Nuclear security work aims to prevent, or detect and respond, to intentional malicious acts involving radioactive substances or directed against facilities or activities where such substances are used. Nuclear Forensics Science has been defined by the IAEA as “a discipline of forensic science involving the examination of nuclear and other radioactive material, or of other evidence that is contaminated with radionuclides, in the context of legal proceedings”. Nuclear Forensics is an important element in a state’s nuclear security architecture and serves to address the threats of nuclear smuggling, nuclear proliferation and nuclear terrorism. Nuclear Forensics Science includes set of analytical methods used for determination of properties of the materials that can help in getting more information on the origin and/or intended use of these materials. A combination of parameters that is required is referred as “signatures”. The analytical methods that are mostly used belong to radioanalytical chemistry, but there are also aspects of material science, geochemistry, nuclear physics, etc.
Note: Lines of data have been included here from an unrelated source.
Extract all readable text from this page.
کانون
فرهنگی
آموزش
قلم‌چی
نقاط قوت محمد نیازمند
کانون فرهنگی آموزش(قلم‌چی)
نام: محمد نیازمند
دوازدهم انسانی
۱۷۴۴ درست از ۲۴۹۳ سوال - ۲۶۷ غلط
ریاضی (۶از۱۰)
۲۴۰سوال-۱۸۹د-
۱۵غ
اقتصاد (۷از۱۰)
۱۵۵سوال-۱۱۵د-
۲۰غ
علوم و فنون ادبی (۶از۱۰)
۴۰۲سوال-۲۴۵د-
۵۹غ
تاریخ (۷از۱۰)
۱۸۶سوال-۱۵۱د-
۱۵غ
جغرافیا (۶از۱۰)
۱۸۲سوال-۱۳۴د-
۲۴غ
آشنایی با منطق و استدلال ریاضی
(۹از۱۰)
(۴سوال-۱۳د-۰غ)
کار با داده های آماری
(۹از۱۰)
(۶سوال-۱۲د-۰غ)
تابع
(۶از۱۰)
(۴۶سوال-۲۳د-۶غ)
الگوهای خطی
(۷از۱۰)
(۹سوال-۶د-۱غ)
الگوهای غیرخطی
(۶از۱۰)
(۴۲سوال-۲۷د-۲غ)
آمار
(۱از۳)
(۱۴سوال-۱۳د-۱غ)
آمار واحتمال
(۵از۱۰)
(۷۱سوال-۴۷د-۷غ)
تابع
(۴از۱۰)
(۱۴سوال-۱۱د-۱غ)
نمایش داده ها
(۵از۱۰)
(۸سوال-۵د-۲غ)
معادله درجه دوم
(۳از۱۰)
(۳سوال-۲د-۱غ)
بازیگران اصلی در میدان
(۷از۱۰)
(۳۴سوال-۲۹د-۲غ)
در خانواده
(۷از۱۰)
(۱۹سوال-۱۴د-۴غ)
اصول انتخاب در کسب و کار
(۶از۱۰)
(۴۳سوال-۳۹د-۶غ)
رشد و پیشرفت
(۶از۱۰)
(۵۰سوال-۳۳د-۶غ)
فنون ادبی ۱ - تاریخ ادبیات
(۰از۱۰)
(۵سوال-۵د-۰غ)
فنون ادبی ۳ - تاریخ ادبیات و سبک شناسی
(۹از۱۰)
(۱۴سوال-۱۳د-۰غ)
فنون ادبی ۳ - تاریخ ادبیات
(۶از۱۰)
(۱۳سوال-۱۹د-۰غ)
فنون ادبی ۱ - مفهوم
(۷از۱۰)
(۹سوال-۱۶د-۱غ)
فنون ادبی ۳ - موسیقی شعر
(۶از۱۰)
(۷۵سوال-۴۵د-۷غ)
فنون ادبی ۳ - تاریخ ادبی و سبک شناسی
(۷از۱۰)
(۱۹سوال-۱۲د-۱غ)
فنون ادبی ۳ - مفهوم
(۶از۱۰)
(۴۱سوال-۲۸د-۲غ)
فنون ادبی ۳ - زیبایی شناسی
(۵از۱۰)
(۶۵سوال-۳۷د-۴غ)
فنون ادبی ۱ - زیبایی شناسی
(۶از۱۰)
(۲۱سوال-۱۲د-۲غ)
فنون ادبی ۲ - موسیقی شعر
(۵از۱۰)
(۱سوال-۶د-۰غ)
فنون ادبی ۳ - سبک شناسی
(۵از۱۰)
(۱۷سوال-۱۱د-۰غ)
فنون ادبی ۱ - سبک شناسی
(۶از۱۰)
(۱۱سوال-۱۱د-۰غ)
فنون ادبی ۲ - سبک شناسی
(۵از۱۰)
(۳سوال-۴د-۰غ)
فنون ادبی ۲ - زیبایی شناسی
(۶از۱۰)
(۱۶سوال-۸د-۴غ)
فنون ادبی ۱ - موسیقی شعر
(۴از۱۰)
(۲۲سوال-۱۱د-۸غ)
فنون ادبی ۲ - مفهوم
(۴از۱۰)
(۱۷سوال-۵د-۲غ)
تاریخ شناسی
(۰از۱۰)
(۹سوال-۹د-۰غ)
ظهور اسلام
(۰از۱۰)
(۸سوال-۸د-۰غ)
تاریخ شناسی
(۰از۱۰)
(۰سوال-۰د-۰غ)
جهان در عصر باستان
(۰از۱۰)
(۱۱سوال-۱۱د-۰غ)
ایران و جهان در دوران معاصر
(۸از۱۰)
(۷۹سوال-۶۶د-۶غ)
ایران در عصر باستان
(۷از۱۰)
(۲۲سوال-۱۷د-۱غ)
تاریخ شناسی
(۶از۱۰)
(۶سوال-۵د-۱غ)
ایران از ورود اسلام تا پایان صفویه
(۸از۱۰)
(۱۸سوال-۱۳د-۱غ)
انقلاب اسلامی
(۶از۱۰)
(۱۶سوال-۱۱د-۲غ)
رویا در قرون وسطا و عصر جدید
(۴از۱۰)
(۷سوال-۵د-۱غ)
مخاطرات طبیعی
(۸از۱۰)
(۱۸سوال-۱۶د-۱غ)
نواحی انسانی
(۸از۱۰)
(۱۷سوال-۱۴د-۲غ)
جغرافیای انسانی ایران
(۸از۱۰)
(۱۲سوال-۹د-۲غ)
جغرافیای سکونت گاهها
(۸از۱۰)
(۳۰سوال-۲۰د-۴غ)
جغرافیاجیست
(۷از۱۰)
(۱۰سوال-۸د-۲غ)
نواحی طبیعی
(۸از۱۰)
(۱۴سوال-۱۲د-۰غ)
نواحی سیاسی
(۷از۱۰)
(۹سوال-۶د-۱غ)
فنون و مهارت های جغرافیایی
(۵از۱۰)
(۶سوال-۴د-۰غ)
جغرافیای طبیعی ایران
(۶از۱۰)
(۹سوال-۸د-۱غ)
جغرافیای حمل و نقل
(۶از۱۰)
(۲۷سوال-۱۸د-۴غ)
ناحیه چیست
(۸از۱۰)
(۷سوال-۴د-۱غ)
The continuous improvement of measurement techniques, the exploration of novel signatures and the application of data analysis contribute to further advancing this discipline.

This presentation will give an overview of main characteristics of radiological crime scene management and some methods that are commonly used in the area of Nuclear Forensics. The novel approaches and current trends in the area will be elaborated. A special attention will be devoted to the use of gamma spectrometry as a nondestructive analytical method in Nuclear Forensics.